Can not the same be said of the rider vis-à-vis his mount?
And when we see schools like the Cadre Noir de Saumur where mounted horses must learn to do different jumps, the squire not always using stirrups, should he not be so firmly "attached", literally as well as figuratively, on his horse that others are in the quality of spelling or respect for principles?
Here are so many images from the equestrian world which have spread in everyday life to give birth to our expression whose date of appearance does not seem to be exactly known, but which is cited by the 1832 version of the Dictionary of the French Academy.
The expression "Ride on your high horses" : Get angry, get angry - Look down on.
In the past, while the horse was the main means of locomotion, several kinds were used, including the steed.

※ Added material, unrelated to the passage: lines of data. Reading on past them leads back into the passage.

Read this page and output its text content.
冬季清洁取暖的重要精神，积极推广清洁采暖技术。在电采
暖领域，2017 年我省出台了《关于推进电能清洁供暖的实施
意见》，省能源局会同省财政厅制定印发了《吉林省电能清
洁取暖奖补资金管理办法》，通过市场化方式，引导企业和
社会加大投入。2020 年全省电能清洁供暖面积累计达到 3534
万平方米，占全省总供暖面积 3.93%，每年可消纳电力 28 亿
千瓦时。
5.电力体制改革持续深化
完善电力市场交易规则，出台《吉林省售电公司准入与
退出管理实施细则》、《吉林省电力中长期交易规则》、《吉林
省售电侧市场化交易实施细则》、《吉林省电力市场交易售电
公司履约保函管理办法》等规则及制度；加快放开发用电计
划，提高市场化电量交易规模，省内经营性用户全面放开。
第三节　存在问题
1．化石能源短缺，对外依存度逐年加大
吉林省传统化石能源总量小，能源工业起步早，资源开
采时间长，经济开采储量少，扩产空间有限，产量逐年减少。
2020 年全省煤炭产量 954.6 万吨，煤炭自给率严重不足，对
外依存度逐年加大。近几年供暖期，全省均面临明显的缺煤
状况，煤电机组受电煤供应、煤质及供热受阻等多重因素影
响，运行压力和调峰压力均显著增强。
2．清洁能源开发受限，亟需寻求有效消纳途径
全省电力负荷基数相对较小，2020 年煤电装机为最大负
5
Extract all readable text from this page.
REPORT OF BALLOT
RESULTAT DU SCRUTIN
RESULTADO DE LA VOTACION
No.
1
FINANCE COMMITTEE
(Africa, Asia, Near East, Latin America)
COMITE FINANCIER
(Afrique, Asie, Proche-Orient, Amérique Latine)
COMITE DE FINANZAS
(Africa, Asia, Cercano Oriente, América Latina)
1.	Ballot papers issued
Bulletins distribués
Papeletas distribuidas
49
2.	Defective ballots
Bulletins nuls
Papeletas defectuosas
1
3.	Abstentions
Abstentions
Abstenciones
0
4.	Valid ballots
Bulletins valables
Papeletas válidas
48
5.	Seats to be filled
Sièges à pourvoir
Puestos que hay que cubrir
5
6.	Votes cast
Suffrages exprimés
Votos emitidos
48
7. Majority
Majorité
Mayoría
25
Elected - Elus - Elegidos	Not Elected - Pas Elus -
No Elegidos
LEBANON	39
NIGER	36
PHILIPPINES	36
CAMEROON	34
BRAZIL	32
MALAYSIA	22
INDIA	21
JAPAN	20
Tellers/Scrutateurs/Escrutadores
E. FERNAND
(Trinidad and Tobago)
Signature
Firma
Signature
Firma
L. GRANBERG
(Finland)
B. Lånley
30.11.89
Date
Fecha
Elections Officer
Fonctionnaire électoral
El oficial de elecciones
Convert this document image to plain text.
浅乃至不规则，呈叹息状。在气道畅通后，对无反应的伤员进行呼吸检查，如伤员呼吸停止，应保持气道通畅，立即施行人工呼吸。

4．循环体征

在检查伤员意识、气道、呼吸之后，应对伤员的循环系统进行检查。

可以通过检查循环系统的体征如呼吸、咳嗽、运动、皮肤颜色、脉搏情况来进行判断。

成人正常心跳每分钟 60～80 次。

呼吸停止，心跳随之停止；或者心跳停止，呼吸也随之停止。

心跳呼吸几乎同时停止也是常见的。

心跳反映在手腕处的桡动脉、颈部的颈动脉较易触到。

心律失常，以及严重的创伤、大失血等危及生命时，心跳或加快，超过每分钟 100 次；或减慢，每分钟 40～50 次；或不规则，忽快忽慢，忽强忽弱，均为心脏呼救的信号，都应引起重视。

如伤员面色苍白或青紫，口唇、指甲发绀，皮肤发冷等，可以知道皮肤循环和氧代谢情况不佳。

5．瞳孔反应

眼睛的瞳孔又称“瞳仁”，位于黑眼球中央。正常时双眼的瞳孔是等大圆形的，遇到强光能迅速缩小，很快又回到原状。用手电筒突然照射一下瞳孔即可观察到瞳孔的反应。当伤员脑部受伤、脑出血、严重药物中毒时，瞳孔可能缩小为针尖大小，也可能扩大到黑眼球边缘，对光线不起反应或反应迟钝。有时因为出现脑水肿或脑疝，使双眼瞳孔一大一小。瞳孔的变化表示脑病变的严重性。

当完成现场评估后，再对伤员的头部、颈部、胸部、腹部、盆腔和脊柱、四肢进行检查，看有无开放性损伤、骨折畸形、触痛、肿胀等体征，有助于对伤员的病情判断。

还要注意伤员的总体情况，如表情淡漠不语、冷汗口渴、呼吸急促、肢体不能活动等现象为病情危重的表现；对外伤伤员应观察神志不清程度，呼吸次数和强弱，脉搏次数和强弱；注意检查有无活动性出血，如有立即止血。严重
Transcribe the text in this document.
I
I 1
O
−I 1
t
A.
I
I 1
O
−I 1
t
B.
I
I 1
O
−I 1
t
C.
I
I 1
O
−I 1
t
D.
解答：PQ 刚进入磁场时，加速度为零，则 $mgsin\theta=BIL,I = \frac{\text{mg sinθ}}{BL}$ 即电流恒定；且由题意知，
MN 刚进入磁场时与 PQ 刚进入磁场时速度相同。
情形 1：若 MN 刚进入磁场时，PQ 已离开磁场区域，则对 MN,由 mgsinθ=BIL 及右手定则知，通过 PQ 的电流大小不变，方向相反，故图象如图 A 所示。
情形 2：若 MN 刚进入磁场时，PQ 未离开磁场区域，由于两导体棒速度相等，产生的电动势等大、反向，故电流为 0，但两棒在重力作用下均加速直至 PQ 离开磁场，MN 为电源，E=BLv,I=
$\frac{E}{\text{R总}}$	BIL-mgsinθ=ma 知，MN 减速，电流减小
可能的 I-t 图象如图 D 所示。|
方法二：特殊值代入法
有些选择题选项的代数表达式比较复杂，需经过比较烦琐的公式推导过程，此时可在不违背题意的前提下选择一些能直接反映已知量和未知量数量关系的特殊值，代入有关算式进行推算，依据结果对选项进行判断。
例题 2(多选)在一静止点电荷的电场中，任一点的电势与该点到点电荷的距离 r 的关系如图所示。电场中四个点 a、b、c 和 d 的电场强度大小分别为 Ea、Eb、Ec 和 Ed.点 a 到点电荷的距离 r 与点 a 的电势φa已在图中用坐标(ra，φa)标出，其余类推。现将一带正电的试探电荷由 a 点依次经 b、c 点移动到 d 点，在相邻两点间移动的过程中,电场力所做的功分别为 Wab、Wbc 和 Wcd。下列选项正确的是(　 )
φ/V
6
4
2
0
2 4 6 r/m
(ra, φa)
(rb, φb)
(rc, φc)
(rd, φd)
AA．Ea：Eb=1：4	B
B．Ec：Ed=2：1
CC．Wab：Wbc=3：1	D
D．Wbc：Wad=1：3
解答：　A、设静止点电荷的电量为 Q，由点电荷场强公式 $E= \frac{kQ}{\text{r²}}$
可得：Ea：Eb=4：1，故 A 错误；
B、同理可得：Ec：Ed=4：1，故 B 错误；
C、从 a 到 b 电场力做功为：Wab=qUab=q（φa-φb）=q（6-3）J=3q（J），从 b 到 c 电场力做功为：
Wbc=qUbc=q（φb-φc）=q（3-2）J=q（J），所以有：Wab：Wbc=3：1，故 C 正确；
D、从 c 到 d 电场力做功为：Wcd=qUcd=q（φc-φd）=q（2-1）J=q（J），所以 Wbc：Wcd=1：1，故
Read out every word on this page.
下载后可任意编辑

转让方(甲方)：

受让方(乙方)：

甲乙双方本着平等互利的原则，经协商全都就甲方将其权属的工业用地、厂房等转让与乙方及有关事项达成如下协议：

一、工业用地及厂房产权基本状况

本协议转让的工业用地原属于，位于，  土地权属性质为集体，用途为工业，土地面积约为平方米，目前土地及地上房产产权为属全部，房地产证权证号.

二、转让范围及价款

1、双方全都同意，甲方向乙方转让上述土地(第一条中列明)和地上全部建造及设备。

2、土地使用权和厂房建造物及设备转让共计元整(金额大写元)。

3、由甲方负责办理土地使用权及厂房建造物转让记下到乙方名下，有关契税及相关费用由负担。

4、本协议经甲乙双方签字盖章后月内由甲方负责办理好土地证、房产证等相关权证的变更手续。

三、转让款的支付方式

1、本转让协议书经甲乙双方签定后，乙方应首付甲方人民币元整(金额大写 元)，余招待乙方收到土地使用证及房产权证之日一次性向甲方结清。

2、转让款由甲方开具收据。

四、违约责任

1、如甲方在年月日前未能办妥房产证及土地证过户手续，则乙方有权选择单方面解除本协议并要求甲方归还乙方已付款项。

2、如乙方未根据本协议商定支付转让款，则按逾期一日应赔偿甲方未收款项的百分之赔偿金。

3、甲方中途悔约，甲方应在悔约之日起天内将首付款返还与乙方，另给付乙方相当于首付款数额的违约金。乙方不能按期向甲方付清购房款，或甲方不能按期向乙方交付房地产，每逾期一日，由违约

It was the combat horse, a large breed animal (it was so named because the squire brought it with the right hand to the knight).
When knights fought, they rode on steeds and the larger the workhorse, the more they could observe and dominate the opponent.
So, originally, to get on his high horses was, for a troop of knights, to go to battle, having taken care to choose large mounts. From the ardor and ardor necessary to go to war in this way, figuratively and since the end of the XNUMXth century, we have remained with this metaphor where, in its first meaning, ardor has become that of the one who loses his temper.
As for the second meaning, its origin seems obvious, given the height from which the knight could with very little consideration address the pedestrian peasant.